Ações como essas não devem ficar restritas a eventos inaugurais, como o “dia ou a semana do acolhimento”, lembra Cynthia Sanches, pedagoga especializada em educação integral do Instituto Ayrton Senna. A recuperação desse tempo traumático, afinal, não se dará da noite para o dia, e o investimento na parte socioemocional deve ser perene nas escolas.
“Essa atenção ao emocional não deve ficar a cargo de um só profissional ou de uma disciplina específica, mas estar articulada com todo o currículo”, afirma. “Isso acelera também o resgate do aprendizado. É bem mais fácil aprender quando nos sentimos bem e seguros.”
O Instituto Ayrton Senna disponibilizou no site um material sobre educação em tempos de crise, com sugestões de atividades sociemocionais para professores. Há, por exemplo, o “kit resiliência”, em que se anota uma experiência difícil e de que maneira foi possível superá-la. O texto vira uma tabela para ser consultada diante de obstáculos. Um seminário sobre o tema reuniu representantes das secretarias estaduais de educação e diretores municipais de ensino.
Consultor de gestão de 1.500 escolas particulares no Brasil, Christian Rocha Coelho, do Grupo Rabbit, afirma que o retorno às aulas presenciais foi de “uma alegria imensa” por parte dos alunos e que “as dificuldades foram pontuais e se assemelharam às normais de qualquer adaptação”.
Essa é uma dúvida de pais e educadores em situações como as de Mariana, 3. Ela está começando a frequentar a escola, uma instituição particular, depois de permanecer durante o ano passado quase todo em casa, com os pais. Os primeiros dias têm sido de crises de choro e de agressividade, e nem a família nem a professora sabem ainda se a reação está além do que ela teria em uma adaptação normal, sem a pandemia.

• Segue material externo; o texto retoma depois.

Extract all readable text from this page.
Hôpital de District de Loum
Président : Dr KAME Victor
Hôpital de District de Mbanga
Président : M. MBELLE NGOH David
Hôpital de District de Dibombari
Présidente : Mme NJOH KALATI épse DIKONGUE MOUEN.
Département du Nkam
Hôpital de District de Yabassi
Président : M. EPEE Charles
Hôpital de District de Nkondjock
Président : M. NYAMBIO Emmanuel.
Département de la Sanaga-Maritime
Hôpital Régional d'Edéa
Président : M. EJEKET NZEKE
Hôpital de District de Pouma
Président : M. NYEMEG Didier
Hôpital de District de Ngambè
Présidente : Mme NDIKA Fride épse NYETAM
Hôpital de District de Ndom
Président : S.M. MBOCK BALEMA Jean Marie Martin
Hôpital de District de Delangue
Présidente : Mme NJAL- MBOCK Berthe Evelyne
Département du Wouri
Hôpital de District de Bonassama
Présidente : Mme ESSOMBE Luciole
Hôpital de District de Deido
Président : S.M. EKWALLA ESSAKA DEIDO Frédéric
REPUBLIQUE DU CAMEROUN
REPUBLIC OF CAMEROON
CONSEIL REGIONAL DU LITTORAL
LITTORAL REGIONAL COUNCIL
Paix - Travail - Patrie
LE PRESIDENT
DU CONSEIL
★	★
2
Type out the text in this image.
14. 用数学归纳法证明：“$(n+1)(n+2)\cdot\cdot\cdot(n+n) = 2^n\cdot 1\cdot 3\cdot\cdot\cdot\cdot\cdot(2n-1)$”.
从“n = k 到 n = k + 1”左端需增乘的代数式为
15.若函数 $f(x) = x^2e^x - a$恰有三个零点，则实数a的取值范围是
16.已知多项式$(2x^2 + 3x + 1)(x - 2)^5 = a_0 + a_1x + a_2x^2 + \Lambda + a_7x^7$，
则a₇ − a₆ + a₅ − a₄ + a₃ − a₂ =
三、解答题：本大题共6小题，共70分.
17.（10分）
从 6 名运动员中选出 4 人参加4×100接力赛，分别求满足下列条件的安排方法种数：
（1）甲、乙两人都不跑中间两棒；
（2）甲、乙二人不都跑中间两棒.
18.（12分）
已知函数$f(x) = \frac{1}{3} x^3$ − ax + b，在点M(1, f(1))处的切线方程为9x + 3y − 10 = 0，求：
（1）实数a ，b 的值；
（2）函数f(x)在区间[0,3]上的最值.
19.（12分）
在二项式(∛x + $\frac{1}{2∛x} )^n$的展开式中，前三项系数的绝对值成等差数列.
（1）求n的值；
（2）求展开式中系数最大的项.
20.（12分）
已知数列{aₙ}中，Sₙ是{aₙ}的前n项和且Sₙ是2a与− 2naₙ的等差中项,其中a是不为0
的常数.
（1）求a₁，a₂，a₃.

Coordenadora do ensino infantil da Stance Dual, escola bilíngue da Bela Vista (região central de São Paulo), Karen Rastelli diz que há muitos alunos novos e ainda é difícil saber se as dificuldades são atípicas.
“O que percebi é que houve uma alegria imensa de estar na escola nos primeiros dias, quando os pais também estavam presentes para a adaptação. Com a saída deles, alguns ficaram inseguros e choraram”, conta. Essa experiência inicial também mostrou, segundo Karen, que os que choraram mais e de forma persistente foram os que ficaram mais isolados. “São alunos que não vieram nem para as atividades extras liberadas em outubro.”
A retomada será mais fácil se as crianças se sentirem seguras na escola, o que parece missão impossível: “Elas viram tudo abrir na pandemia, foram para shopping, praia, encontraram familiares e amigos, só não puderam ir para a escola. Logo, para elas, onde é a morada do bichinho?”, diz Gisela Wajskop, referência em educação infantil e na formação de professores no Brasil e proprietária da Escola do Bairro, na Vila Mariana (zona sul).
Será, portanto, preciso recriar esse lugar relegado à “morada do bichinho”, fazendo com que ele seja infestado por um acolhimento tão potente que os alunos sentirão o abraço que não podem receber.